La sonnette d’alarme est tirée par le Réseau français d’allergo-vigilance (RAV). Les données de surveillance mettent en évidence l’émergence de nouveaux allergènes comme le sarrasin, le lait des petits ruminants (chèvre et brebis), le kiwi, le pignon de pin, la viande, ou encore le pois et les lentilles. Pour ces aliments, « le risque anaphylactique (réaction allergique sévère) est supérieur à celui de certains allergènes de mention obligatoire », souligne le RAV, cité par Le Généraliste. Le RAV recommande « la mise à jour régulière de la liste des allergènes alimentaires qui doivent être signalés, afin de mieux prévenir le risque d’allergie grave ».

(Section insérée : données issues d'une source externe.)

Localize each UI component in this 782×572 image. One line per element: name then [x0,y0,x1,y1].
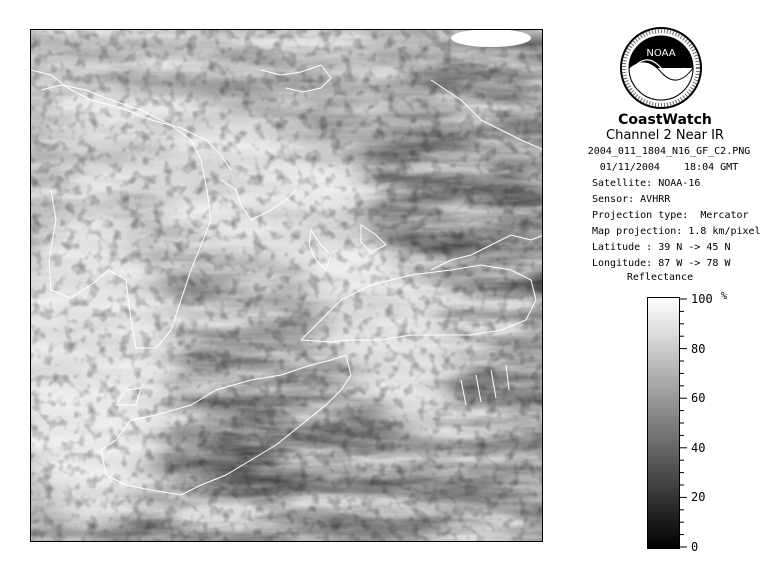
legend-title: Reflectance [626,272,694,283]
datetime-label: 01/11/2004 18:04 GMT [599,162,739,173]
map-projection-label: Map projection: 1.8 km/pixel [592,226,761,237]
noaa-emblem-icon [619,26,703,110]
map-canvas [31,30,543,542]
cloud-shadows [31,30,543,542]
noaa-logo-text: NOAA [646,48,676,59]
tick-label: 20 [691,490,706,505]
latitude-label: Latitude : 39 N -> 45 N [592,242,731,253]
satellite-image [30,29,543,542]
sensor-label: Sensor: AVHRR [592,194,671,205]
tick-label: 0 [691,540,699,554]
tick-label: 40 [691,440,706,455]
longitude-label: Longitude: 87 W -> 78 W [592,258,731,269]
tick-label: 100 [691,292,713,306]
filename-label: 2004_011_1804_N16_GF_C2.PNG [587,146,751,157]
satellite-label: Satellite: NOAA-16 [592,178,701,189]
channel-title: Channel 2 Near IR [606,128,724,143]
colorbar-ticks [680,297,740,549]
projection-type-label: Projection type: Mercator [592,210,749,221]
tick-label: 80 [691,341,706,356]
reflectance-colorbar [647,297,680,549]
tick-label: 60 [691,391,706,406]
legend-unit: % [721,291,728,302]
app-title: CoastWatch [618,112,712,128]
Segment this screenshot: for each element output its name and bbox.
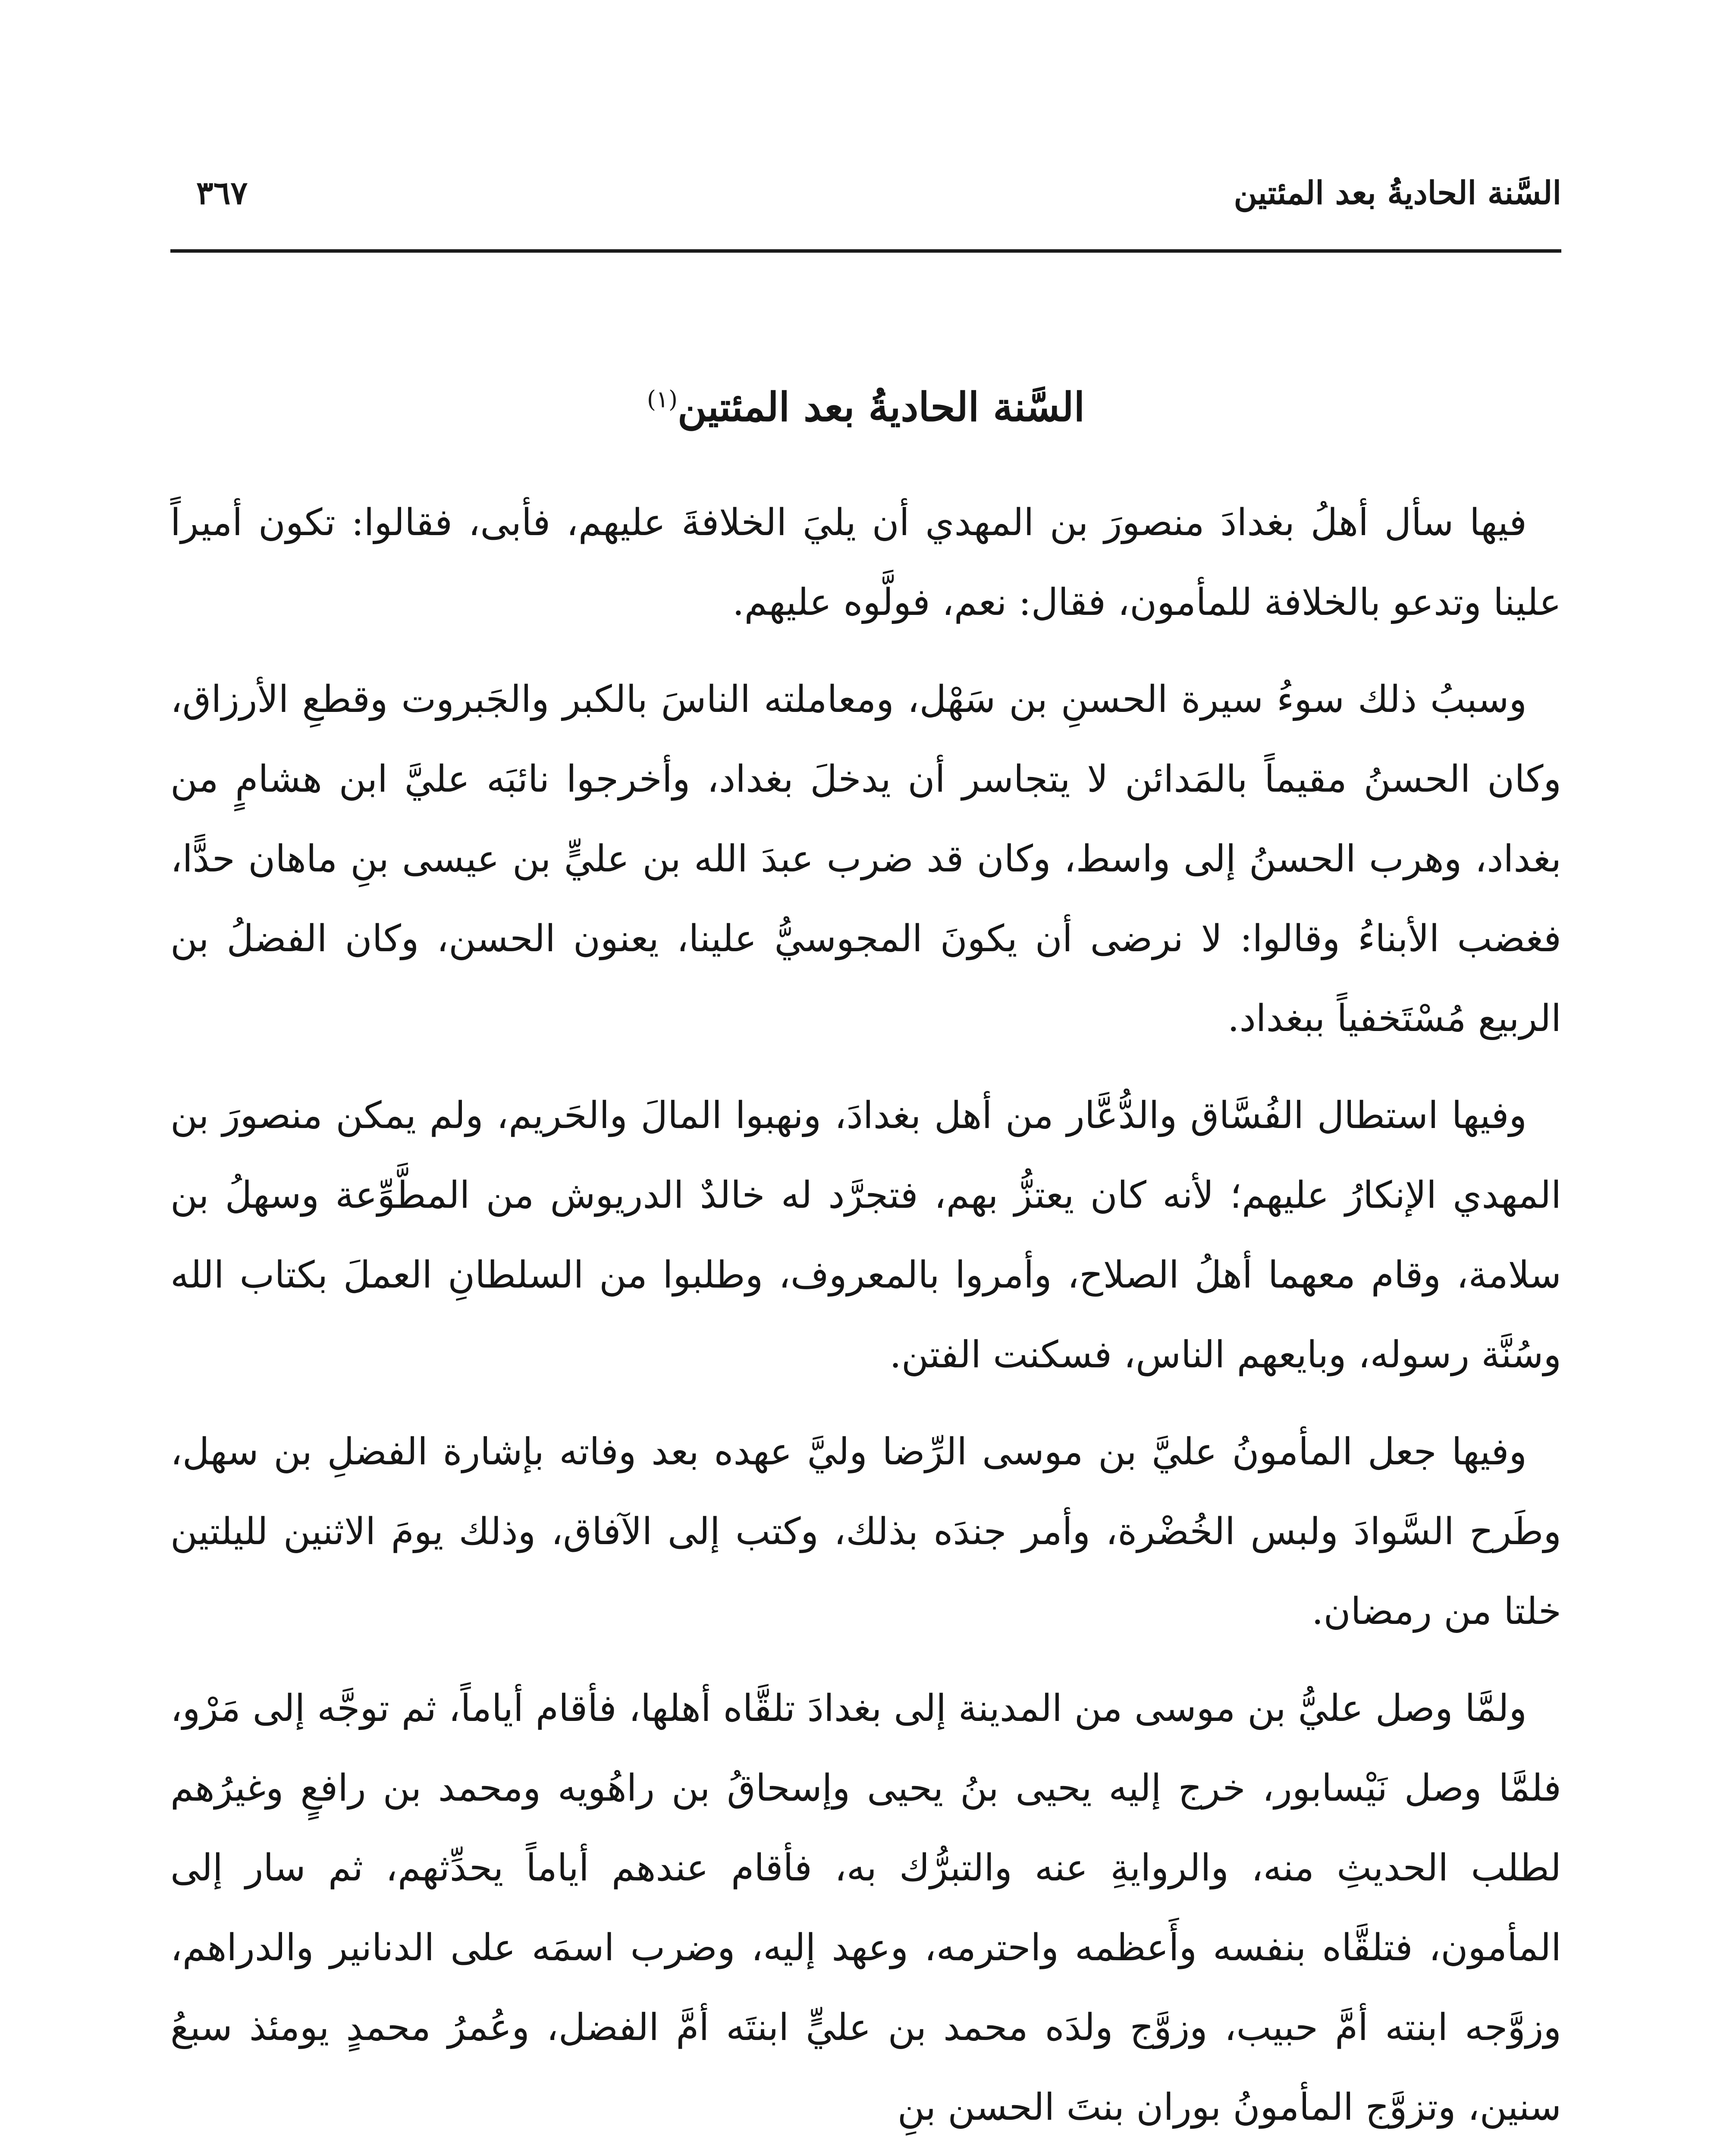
- footnote-reference[interactable]: (١): [647, 385, 678, 413]
- header-rule: [170, 249, 1561, 253]
- paragraph: وفيها استطال الفُسَّاق والدُّعَّار من أهل بغدادَ، ونهبوا المالَ والحَريم، ولم يمكن منصورَ بن المهدي الإنكارُ عليهم؛ لأنه كان يعتزُّ بهم، فتجرَّد له خالدٌ الدريوش من المطَّوِّعة وسهلُ بن سلامة، وقام معهما أهلُ الصلاح، وأمروا بالمعروف، وطلبوا من السلطانِ العملَ بكتاب الله وسُنَّة رسوله، وبايعهم الناس، فسكنت الفتن.: [170, 1094, 1561, 1376]
- body-text: [170, 483, 1561, 2156]
- page-number: ٣٦٧: [196, 175, 248, 212]
- chapter-title: السَّنة الحاديةُ بعد المئتين: [678, 384, 1085, 430]
- running-header: [170, 170, 1561, 226]
- chapter-heading: [170, 384, 1561, 430]
- paragraph: وفيها جعل المأمونُ عليَّ بن موسى الرِّضا وليَّ عهده بعد وفاته بإشارة الفضلِ بن سهل، وطَرح السَّوادَ ولبس الخُضْرة، وأمر جندَه بذلك، وكتب إلى الآفاق، وذلك يومَ الاثنين لليلتين خلتا من رمضان.: [170, 1430, 1561, 1633]
- running-title: السَّنة الحاديةُ بعد المئتين: [1234, 175, 1561, 212]
- paragraph: ولمَّا وصل عليُّ بن موسى من المدينة إلى بغدادَ تلقَّاه أهلها، فأقام أياماً، ثم توجَّه إلى مَرْو، فلمَّا وصل نَيْسابور، خرج إليه يحيى بنُ يحيى وإسحاقُ بن راهُويه ومحمد بن رافعٍ وغيرُهم لطلب الحديثِ منه، والروايةِ عنه والتبرُّك به، فأقام عندهم أياماً يحدِّثهم، ثم سار إلى المأمون، فتلقَّاه بنفسه وأَعظمه واحترمه، وعهد إليه، وضرب اسمَه على الدنانير والدراهم، وزوَّجه ابنته أمَّ حبيب، وزوَّج ولدَه محمد بن عليٍّ ابنتَه أمَّ الفضل، وعُمرُ محمدٍ يومئذ سبعُ سنين، وتزوَّج المأمونُ بوران بنتَ الحسن بنِ: [170, 1687, 1561, 2129]
- paragraph: وسببُ ذلك سوءُ سيرة الحسنِ بن سَهْل، ومعاملته الناسَ بالكبر والجَبروت وقطعِ الأرزاق، وكان الحسنُ مقيماً بالمَدائن لا يتجاسر أن يدخلَ بغداد، وأخرجوا نائبَه عليَّ ابن هشامٍ من بغداد، وهرب الحسنُ إلى واسط، وكان قد ضرب عبدَ الله بن عليٍّ بن عيسى بنِ ماهان حدًّا، فغضب الأبناءُ وقالوا: لا نرضى أن يكونَ المجوسيُّ علينا، يعنون الحسن، وكان الفضلُ بن الربيع مُسْتَخفياً ببغداد.: [170, 678, 1561, 1040]
- paragraph: فيها سأل أهلُ بغدادَ منصورَ بن المهدي أن يليَ الخلافةَ عليهم، فأبى، فقالوا: تكون أميراً علينا وتدعو بالخلافة للمأمون، فقال: نعم، فولَّوه عليهم.: [170, 501, 1561, 624]
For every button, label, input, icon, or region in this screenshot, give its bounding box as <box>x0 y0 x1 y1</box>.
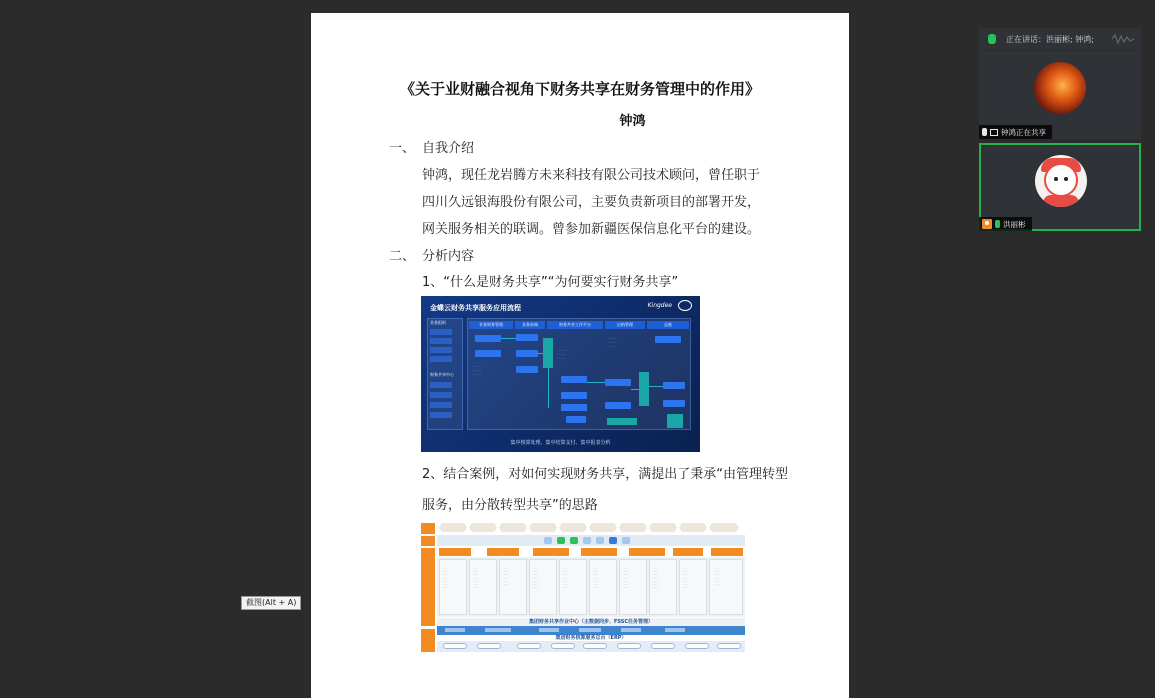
figure2-system-pill <box>685 643 709 649</box>
subheading-2-line-2: 服务，由分散转型共享”的思路 <box>422 498 598 513</box>
figure2-center-bar: 集团财务共享作业中心（主数据同步、FSSC任务管理） <box>437 618 745 626</box>
screen-share-icon <box>990 129 998 136</box>
figure1-side-item <box>430 329 452 335</box>
figure1-node <box>561 404 587 411</box>
figure2-blue-chip <box>485 628 511 632</box>
section1-title: 自我介绍 <box>422 141 475 156</box>
figure1-note: ········· ········· ········· <box>473 364 482 376</box>
section2-number: 二、 <box>389 249 416 264</box>
shared-document-page <box>311 13 849 698</box>
figure1-node-teal <box>607 418 637 425</box>
figure1-column-header: 财务共享工作平台 <box>547 321 603 329</box>
figure1-bottom-caption: 集中核算处理、集中结算支付、集中报表分析 <box>510 440 611 446</box>
participant-name: 洪丽彬 <box>1003 219 1026 229</box>
figure2-cell-text: ······ ······ ······ ······ ······ ······ ······ <box>443 567 448 590</box>
figure2-process-step <box>469 523 497 532</box>
figure2-channel-icon <box>583 537 591 544</box>
figure2-process-step <box>529 523 557 532</box>
figure2-process-step <box>559 523 587 532</box>
figure2-process-step <box>439 523 467 532</box>
figure1-node <box>663 382 685 389</box>
figure1-side-item <box>430 412 452 418</box>
subheading-2-line-1: 2、结合案例，对如何实现财务共享，满提出了秉承“由管理转型 <box>422 467 789 482</box>
intro-line-2: 四川久远银海股份有限公司，主要负责新项目的部署开发， <box>422 195 761 210</box>
figure2-module-header <box>533 548 569 556</box>
figure2-row-label <box>421 629 435 652</box>
figure2-blue-chip <box>445 628 465 632</box>
figure2-channel-bar <box>437 535 745 546</box>
intro-line-1: 钟鸿，现任龙岩腾方未来科技有限公司技术顾问，曾任职于 <box>422 168 761 183</box>
figure1-node-teal <box>639 372 649 406</box>
figure2-channel-icon <box>596 537 604 544</box>
figure2-blue-chip <box>579 628 601 632</box>
figure2-process-step <box>589 523 617 532</box>
figure2-module-header <box>487 548 519 556</box>
figure2-row-label <box>421 536 435 546</box>
figure2-cell-text: ······ ······ ······ ······ ······ ······ ······ <box>623 567 628 590</box>
figure1-node <box>516 334 538 341</box>
avatar-body <box>1043 195 1079 207</box>
figure2-process-step <box>709 523 739 532</box>
figure2-system-pill <box>477 643 501 649</box>
figure2-erp-bar: 集团财务核算服务总台（ERP） <box>555 635 627 641</box>
figure2-system-pill <box>517 643 541 649</box>
figure1-node <box>605 379 631 386</box>
figure2-module-header <box>673 548 703 556</box>
figure2-system-pill <box>443 643 467 649</box>
figure2-channel-icon <box>622 537 630 544</box>
figure1-side-group2: 财务共享中心 <box>430 372 454 377</box>
figure1-side-item <box>430 347 452 353</box>
section1-number: 一、 <box>389 141 416 156</box>
figure1-side-item <box>430 382 452 388</box>
kingdee-process-diagram <box>421 296 700 452</box>
figure1-node <box>655 336 681 343</box>
participant-tile-active[interactable] <box>979 143 1141 231</box>
participant-name-tag <box>979 125 1052 139</box>
microphone-icon <box>982 128 987 136</box>
figure2-channel-icon <box>557 537 565 544</box>
sound-wave-icon <box>1111 34 1135 44</box>
figure1-node <box>566 416 586 423</box>
figure2-cell-text: ······ ······ ······ ······ ······ ······ ······ <box>563 567 568 590</box>
figure1-connector <box>631 389 639 390</box>
participant-tile-sharing[interactable] <box>979 51 1141 139</box>
figure2-channel-icon <box>544 537 552 544</box>
figure1-node <box>663 400 685 407</box>
figure2-cell-text: ······ ······ ······ ······ ······ ······ <box>715 567 720 587</box>
figure2-module-header <box>581 548 617 556</box>
avatar <box>1035 155 1087 207</box>
figure1-node <box>475 350 501 357</box>
participant-name: 钟鸿正在共享 <box>1001 127 1046 137</box>
figure2-system-pill <box>617 643 641 649</box>
figure2-blue-chip <box>621 628 641 632</box>
figure1-column-header: 总账 <box>647 321 689 329</box>
figure1-connector <box>587 382 605 383</box>
figure1-node <box>516 366 538 373</box>
figure1-node <box>561 376 587 383</box>
figure2-cell-text: ······ ······ ······ ······ ······ ······ ······ <box>533 567 538 590</box>
figure1-side-item <box>430 338 452 344</box>
screenshot-tooltip: 截图(Alt + A) <box>241 596 301 610</box>
avatar <box>1034 62 1086 114</box>
active-speaker-label: 正在讲话：洪丽彬; 钟鸿; <box>1006 34 1094 44</box>
figure1-connector <box>501 338 516 339</box>
figure2-channel-icon <box>570 537 578 544</box>
person-icon <box>982 219 992 229</box>
figure2-process-step <box>679 523 707 532</box>
figure1-connector <box>548 368 549 408</box>
figure1-column-header: 业务前端 <box>515 321 545 329</box>
figure1-connector <box>538 353 543 354</box>
figure2-process-step <box>649 523 677 532</box>
figure1-logo-text: Kingdee <box>647 302 672 309</box>
figure2-process-step <box>619 523 647 532</box>
figure2-cell-text: ······ ······ ······ ······ ······ ······ <box>503 567 508 587</box>
intro-line-3: 网关服务相关的联调。曾参加新疆医保信息化平台的建设。 <box>422 222 761 237</box>
figure2-system-pill <box>551 643 575 649</box>
figure2-module-header <box>439 548 471 556</box>
participant-name-tag <box>979 217 1032 231</box>
figure1-node <box>516 350 538 357</box>
figure1-node-teal <box>543 338 553 368</box>
figure2-cell-text: ······ ······ ······ ······ ······ ······ ······ <box>593 567 598 590</box>
microphone-icon <box>988 34 996 44</box>
figure2-cell-text: ······ ······ ······ ······ ······ ······ ······ <box>653 567 658 590</box>
shared-service-architecture-diagram <box>421 522 748 644</box>
figure2-module-header <box>711 548 743 556</box>
figure2-blue-chip <box>665 628 685 632</box>
figure1-node <box>561 392 587 399</box>
figure1-title: 金蝶云财务共享服务应用流程 <box>430 304 521 312</box>
figure1-column-header: 出纳管理 <box>605 321 645 329</box>
figure2-system-pill <box>651 643 675 649</box>
figure2-channel-icon <box>609 537 617 544</box>
active-speaker-bar <box>979 28 1141 50</box>
figure1-note: ·········· ·········· ·········· <box>607 336 617 348</box>
figure1-node <box>475 335 501 342</box>
figure2-process-step <box>499 523 527 532</box>
figure1-connector <box>649 386 663 387</box>
figure2-cell-text: ······ ······ ······ ······ ······ ······ ······ <box>473 567 478 590</box>
figure2-row-label <box>421 548 435 626</box>
figure1-node-teal <box>667 414 683 428</box>
figure2-blue-chip <box>539 628 559 632</box>
avatar-eye <box>1064 177 1068 181</box>
section2-title: 分析内容 <box>422 249 475 264</box>
document-title: 《关于业财融合视角下财务共享在财务管理中的作用》 <box>399 80 760 98</box>
kingdee-logo-icon <box>678 300 692 311</box>
figure1-side-item <box>430 402 452 408</box>
document-author: 钟鸿 <box>619 114 646 129</box>
avatar-eye <box>1054 177 1058 181</box>
figure1-side-group1: 业务组织 <box>430 320 446 325</box>
figure1-node <box>605 402 631 409</box>
figure1-column-header: 业务财务管理 <box>469 321 513 329</box>
figure2-system-pill <box>583 643 607 649</box>
subheading-1: 1、“什么是财务共享”“为何要实行财务共享” <box>422 275 679 290</box>
figure1-side-item <box>430 392 452 398</box>
figure1-side-item <box>430 356 452 362</box>
figure2-cell-text: ······ ······ ······ ······ ······ ······ ······ <box>683 567 688 590</box>
figure2-system-pill <box>717 643 741 649</box>
avatar-face <box>1044 163 1078 197</box>
figure1-note: ·········· ·········· ·········· <box>557 348 567 360</box>
figure2-module-header <box>629 548 665 556</box>
figure2-row-label <box>421 523 435 534</box>
microphone-icon <box>995 220 1000 228</box>
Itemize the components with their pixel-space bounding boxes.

Par ailleurs, chez l’adulte, des facteurs aggravants ont été identifiés dans 50% des cas d’anaphylaxie, comme l’effort physique et l’alcool. Autre situation encore méconnue : les voyages en avion. Ainsi, « du fait du confinement et de la ventilation, la propagation des allergènes alimentaires est facilitée, ce qui peut provoquer des réactions par inhalation ». Une enquête réalisée aux Etats-Unis montre que la moitié des réactions allergiques alimentaires constatées dans les avions sont secondaires à une inhalation. D’où une réflexion sur une éventuelle éviction des aliments les plus à risque d’anaphylaxie dans les menus proposés par les compagnies aériennes.

Enfin, le RAV appelle à améliorer l’information des médecins (recommandations ou guide de bonne pratique) et des patients (notamment sur les risques des repas hors foyer).